Gracias por vuestra ayuda

----------

## i92guboj

Parece que algo no está muy fino en tu árbol de portage. Yo, en tu lugar, iría directo a un mirror de Gentoo, descargaría el snapshot más reciente de portage, borraría /usr/portage y descomprimiría en su lugar el nuevo snapshot, luego emerge --sync, y vuelta a escoger el perfil con eselect. Tras eso asegúrate de que /etc/make.profile es correcto (con ls -l, por ejemplo) e intenta actualizar portage y el resto de tu sistema.

----------

## i92guboj

Por cierto, ¿qué versión de portage estás usando? Por favor, pega la salida de "emerge -V" ('v' mayúscula). EAPI1 es del año la pera, como se dice por aquí. ¿Has usado un CD antiguo para instalar Gentoo? Si tu instalación es muy muy antigua puedes tener serios problemas para actualizarla de golpe, y quizás no te convenga intentarlo y sea más fácil reinstalar.

----------

## entropia69

te adjunto la version:

```
# emerge -V

Portage 2.1.4.4 (default/linux/x86/10.0/server, gcc-4.1.2, glibc-2.10.1-r1, 2.6.24-gentoo-r4 i686)

```

Es un ordenador de producción, norma numero uno, si algo funciona, no lo toques.
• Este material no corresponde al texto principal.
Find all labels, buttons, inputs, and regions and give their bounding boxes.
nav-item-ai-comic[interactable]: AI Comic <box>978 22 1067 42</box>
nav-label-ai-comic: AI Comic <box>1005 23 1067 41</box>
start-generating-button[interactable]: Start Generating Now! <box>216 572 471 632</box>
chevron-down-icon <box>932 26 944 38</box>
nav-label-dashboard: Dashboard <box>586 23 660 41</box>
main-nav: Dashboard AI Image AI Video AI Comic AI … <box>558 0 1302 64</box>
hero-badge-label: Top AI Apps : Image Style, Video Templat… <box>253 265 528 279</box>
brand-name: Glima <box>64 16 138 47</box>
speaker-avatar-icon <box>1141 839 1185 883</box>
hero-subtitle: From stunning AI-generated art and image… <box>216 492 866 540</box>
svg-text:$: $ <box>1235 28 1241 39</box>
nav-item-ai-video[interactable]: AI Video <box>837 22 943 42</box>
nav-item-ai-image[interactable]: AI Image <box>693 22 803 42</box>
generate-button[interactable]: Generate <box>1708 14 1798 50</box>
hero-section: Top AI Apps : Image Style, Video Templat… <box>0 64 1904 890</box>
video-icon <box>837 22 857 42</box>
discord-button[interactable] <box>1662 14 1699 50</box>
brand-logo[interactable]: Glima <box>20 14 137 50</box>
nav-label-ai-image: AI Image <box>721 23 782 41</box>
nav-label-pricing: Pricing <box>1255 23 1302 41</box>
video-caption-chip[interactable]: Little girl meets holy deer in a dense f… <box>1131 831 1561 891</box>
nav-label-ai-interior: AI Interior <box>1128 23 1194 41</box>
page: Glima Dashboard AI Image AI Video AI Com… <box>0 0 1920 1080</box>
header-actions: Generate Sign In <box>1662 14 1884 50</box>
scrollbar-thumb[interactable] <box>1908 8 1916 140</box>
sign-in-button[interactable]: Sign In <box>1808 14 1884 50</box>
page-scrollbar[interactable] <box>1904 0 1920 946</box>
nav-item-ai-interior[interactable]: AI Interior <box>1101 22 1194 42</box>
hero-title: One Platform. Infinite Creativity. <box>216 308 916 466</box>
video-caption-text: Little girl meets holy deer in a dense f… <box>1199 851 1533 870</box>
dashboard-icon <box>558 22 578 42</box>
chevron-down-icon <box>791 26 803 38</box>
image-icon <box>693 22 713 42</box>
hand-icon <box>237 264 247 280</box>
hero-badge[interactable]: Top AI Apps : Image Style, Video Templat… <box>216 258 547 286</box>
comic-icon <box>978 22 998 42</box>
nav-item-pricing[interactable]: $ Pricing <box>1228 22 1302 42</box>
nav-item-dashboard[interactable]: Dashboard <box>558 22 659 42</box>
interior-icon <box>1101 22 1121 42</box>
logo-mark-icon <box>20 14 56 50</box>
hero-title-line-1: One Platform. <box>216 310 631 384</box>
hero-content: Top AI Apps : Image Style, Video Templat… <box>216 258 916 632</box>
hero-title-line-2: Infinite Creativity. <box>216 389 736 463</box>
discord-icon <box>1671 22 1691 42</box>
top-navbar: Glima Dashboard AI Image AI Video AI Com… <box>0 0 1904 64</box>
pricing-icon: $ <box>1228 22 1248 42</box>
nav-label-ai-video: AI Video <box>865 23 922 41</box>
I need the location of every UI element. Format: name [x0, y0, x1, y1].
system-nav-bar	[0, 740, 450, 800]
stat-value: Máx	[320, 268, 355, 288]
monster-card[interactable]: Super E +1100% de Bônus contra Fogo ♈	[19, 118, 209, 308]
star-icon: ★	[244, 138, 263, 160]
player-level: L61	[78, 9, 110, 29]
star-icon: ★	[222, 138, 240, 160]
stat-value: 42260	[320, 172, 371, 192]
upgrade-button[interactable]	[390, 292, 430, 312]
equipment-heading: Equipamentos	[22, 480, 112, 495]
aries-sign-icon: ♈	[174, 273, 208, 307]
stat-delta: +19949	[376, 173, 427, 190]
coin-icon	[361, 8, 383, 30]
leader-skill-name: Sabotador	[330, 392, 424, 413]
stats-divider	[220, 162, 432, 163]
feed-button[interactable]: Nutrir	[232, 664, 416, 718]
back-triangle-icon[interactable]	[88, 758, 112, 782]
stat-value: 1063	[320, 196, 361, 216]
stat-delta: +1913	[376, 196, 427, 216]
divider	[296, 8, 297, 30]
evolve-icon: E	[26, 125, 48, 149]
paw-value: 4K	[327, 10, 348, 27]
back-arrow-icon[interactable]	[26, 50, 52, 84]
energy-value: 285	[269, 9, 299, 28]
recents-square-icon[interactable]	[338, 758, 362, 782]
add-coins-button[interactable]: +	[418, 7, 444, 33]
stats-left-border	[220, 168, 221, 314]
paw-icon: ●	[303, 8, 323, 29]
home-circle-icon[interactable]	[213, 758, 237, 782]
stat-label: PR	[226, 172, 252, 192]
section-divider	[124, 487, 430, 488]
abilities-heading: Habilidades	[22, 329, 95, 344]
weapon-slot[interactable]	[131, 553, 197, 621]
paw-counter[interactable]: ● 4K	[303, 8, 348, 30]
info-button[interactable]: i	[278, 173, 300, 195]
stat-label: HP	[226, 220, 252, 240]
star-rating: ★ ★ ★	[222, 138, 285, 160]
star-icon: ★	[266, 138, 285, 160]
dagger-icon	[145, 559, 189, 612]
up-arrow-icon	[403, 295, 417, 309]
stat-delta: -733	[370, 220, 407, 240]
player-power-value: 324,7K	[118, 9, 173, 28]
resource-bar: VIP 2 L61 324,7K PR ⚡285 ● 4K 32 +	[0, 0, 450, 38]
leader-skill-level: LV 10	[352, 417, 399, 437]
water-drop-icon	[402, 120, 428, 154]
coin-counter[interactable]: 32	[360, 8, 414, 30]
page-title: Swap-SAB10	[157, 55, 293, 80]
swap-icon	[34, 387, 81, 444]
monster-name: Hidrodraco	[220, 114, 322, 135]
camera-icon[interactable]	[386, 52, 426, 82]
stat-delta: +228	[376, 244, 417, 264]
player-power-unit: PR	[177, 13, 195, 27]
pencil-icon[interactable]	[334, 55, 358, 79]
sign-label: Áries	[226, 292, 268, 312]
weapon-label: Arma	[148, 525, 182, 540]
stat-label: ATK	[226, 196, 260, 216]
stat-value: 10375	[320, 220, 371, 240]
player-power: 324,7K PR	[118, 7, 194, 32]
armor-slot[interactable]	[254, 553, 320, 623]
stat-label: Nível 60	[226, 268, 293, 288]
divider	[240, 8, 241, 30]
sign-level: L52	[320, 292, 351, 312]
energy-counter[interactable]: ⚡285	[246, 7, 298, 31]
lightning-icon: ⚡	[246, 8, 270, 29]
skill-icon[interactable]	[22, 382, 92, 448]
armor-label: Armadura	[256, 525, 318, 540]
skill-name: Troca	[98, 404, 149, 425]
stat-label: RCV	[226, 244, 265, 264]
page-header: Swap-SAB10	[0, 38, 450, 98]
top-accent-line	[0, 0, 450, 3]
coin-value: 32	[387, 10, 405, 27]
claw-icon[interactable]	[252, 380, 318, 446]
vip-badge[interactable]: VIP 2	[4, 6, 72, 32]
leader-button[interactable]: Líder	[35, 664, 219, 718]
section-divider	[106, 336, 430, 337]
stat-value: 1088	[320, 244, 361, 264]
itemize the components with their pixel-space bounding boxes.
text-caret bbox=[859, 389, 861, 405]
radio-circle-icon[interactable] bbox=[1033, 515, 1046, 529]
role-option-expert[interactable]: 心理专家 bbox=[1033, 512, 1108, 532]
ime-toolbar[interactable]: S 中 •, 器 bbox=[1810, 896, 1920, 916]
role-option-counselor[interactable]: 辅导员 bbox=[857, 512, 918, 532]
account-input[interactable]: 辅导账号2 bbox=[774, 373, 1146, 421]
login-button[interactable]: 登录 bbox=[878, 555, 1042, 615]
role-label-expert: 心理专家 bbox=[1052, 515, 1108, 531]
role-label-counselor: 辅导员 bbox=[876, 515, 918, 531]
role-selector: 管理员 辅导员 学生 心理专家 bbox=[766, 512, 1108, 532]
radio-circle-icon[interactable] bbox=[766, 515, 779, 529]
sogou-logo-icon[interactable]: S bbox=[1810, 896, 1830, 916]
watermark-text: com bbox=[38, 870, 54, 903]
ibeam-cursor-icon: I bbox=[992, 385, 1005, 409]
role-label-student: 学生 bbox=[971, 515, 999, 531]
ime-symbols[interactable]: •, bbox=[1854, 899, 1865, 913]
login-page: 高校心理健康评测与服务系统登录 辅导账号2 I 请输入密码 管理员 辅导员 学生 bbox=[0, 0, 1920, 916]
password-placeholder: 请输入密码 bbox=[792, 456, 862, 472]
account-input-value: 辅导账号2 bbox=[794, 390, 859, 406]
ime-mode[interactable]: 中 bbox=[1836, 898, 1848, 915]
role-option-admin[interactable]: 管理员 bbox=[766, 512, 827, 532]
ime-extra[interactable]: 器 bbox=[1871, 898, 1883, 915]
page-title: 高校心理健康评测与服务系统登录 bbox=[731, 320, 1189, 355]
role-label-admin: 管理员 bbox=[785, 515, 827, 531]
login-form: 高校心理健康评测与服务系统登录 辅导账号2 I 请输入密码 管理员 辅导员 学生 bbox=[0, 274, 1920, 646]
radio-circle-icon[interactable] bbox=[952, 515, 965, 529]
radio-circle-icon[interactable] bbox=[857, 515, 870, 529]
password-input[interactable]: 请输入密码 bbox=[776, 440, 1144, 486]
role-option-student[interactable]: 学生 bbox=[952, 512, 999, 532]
ahora es cuando me estoy encontrando los problemas al tener necesidades específicas.

----------

## entropia69

Muy buenas,

como tu me has dicho me he descargado el ultimo snapshot i lo he descomprimido en /usr

```
usr # wget http://mirrors.kernel.org/gentoo/snapshots/portage-20100219.tar.bz2
```

lo descomprimi:

```
# tar xvjf portage-20100219.tar.bz2
```

sincronizo el arbol:

```
 # emerge --sync
```

vuelvo a usar el eselect:

```
# eselect profile set 4
```

pero al hacer el emerge portage, mismo problema

```
# emerge portage

Calculating dependencies \

!!! All ebuilds that could satisfy "dev-perl/Locale-gettext" have been masked.

!!! One of the following masked packages is required to complete your request:

- dev-perl/Locale-gettext-1.05-r1 (masked by: EAPI 2)

The current version of portage supports EAPI '1'. You must upgrade to a

newer version of portage before EAPI masked packages can be installed.

For more information, see MASKED PACKAGES section in the emerge man page or

refer to the Gentoo Handbook.

(dependency required by "sys-apps/help2man-1.36.4-r1" [ebuild])

```

Gracias por la inestimable ayuda

----------

## codestation

 *entropia69 wrote:*   

> te adjunto la version:
> 
> ```
> # emerge -V
> 
> ...

 

Podrías actualizar primeramente a portage 2.1.6.13 (ese ebuild no requiere de EAPI=2), y luego a 2.1.7.16 que es el ultimo estable.

----------

## entropia69

No he sido capaz, al intentarlo pasa exactamente igual con sus dependencias

```
portage # emerge portage-2.1.6.13.ebuild

*** emerging by path is broken and may not always work!!!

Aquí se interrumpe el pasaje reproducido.